Expression and immunogenicity of the spike glycoprotein of porcine respiratory coronavirus encoded in the E3 region of adenovirus

Abstract

The full length spike (S) gene of porcine respiratory coronavirus (PRCV) was inserted into the genome of human adenovirus type 5 downstream of the early transcription region 3 promoter. The recombinant virus replicated in cultures of the swine testicle ST cell line and directed the synthesis ors antigen to an amount of approximately 33 μg per 106 cells, as determined by ELISA. The antigen was cell-associated except in the late phase of the infection, when a low amount (4 μg per 106 cells) was released in the culture supernatant.
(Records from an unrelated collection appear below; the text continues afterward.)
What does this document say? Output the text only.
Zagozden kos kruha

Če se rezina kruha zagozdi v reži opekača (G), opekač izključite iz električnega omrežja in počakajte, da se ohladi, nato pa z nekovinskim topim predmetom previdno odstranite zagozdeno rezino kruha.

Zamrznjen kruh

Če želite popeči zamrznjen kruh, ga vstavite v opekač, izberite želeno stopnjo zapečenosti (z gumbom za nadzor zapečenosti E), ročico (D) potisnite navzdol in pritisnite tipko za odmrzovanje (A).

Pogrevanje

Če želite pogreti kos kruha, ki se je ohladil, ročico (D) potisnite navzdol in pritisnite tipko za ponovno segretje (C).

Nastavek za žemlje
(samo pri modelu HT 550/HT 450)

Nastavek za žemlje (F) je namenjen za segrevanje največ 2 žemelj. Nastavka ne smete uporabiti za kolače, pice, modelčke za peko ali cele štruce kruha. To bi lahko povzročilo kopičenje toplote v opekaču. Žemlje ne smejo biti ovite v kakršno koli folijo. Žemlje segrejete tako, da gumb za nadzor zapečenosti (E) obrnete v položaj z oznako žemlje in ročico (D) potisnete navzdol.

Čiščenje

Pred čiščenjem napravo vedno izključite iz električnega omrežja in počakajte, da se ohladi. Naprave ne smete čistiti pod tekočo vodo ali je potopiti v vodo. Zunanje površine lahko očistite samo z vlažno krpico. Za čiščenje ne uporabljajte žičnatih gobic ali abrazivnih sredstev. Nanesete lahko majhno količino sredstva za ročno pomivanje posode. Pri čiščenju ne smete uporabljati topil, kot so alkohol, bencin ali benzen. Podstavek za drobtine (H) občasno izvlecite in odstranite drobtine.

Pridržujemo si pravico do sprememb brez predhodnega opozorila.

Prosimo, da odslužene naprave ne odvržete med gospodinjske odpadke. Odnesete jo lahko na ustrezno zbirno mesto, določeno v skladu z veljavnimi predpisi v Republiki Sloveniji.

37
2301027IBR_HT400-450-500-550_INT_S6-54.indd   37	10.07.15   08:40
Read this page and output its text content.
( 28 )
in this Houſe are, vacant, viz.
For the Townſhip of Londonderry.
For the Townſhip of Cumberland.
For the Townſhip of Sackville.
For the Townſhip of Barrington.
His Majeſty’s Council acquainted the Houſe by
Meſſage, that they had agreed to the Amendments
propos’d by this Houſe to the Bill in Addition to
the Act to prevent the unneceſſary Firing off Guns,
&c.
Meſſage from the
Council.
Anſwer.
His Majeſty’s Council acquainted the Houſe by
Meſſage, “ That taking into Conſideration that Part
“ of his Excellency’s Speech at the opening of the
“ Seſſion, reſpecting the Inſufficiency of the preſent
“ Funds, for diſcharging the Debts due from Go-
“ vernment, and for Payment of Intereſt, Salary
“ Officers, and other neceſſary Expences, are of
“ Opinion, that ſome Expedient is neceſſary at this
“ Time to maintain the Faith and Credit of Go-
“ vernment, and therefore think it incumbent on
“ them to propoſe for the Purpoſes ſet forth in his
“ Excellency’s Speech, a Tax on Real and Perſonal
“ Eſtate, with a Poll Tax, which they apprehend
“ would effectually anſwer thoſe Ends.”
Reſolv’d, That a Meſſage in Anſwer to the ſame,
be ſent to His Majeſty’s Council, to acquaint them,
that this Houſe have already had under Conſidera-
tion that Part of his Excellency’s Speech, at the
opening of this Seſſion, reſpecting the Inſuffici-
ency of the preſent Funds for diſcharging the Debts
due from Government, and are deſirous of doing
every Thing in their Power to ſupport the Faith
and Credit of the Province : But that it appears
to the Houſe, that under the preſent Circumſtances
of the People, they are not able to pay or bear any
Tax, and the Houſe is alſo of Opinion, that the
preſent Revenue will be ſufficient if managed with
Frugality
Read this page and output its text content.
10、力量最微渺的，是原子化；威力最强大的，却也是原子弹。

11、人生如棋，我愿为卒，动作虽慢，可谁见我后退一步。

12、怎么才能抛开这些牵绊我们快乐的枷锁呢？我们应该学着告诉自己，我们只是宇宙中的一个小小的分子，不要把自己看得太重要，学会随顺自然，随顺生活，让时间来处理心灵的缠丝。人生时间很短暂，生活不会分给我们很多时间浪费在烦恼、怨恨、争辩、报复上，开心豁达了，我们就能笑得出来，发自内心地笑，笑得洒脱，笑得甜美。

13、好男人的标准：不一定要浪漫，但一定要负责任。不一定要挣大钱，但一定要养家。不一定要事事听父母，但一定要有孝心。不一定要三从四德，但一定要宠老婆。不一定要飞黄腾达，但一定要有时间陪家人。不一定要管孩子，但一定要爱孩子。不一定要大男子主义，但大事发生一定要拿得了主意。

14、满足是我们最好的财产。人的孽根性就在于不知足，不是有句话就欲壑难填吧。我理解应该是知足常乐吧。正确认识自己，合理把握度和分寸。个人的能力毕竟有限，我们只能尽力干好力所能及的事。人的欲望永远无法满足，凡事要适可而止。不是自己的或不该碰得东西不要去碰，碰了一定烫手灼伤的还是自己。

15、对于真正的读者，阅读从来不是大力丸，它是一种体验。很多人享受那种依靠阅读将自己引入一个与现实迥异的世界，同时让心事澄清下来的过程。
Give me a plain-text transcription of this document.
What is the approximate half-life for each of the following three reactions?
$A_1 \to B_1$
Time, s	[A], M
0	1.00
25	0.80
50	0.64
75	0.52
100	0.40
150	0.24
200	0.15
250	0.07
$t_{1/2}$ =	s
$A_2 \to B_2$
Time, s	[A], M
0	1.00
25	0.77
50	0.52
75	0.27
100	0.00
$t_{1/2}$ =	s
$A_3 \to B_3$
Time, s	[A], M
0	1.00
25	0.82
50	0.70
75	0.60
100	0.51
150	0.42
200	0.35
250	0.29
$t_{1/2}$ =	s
The cell-associated antigen consisted of 2 polypeptides of 160 K and 175 K, respectively. The 160 K polypeptide comigrated with the authentic S' precursor from PRCV-infected cells. The 175 K polypeptide had the same mobility as the authentic mature S protein from PRCV-infected cells and from PRCV released in the supernatant. The extracellular recombinant antigen corresponded with the 175 K mature protein. Immunofluorescent staining gave evidence that some recombinant S protein was exposed on the cell surface; it also showed that the protein was recognized by conformation- specific anti-S monoclonal antibodies. Piglets, immunized oronasally with the recombinant adenovirus vector developed PRCV-neutralizing serum antibodies and were partially protected against PRCV-challenge.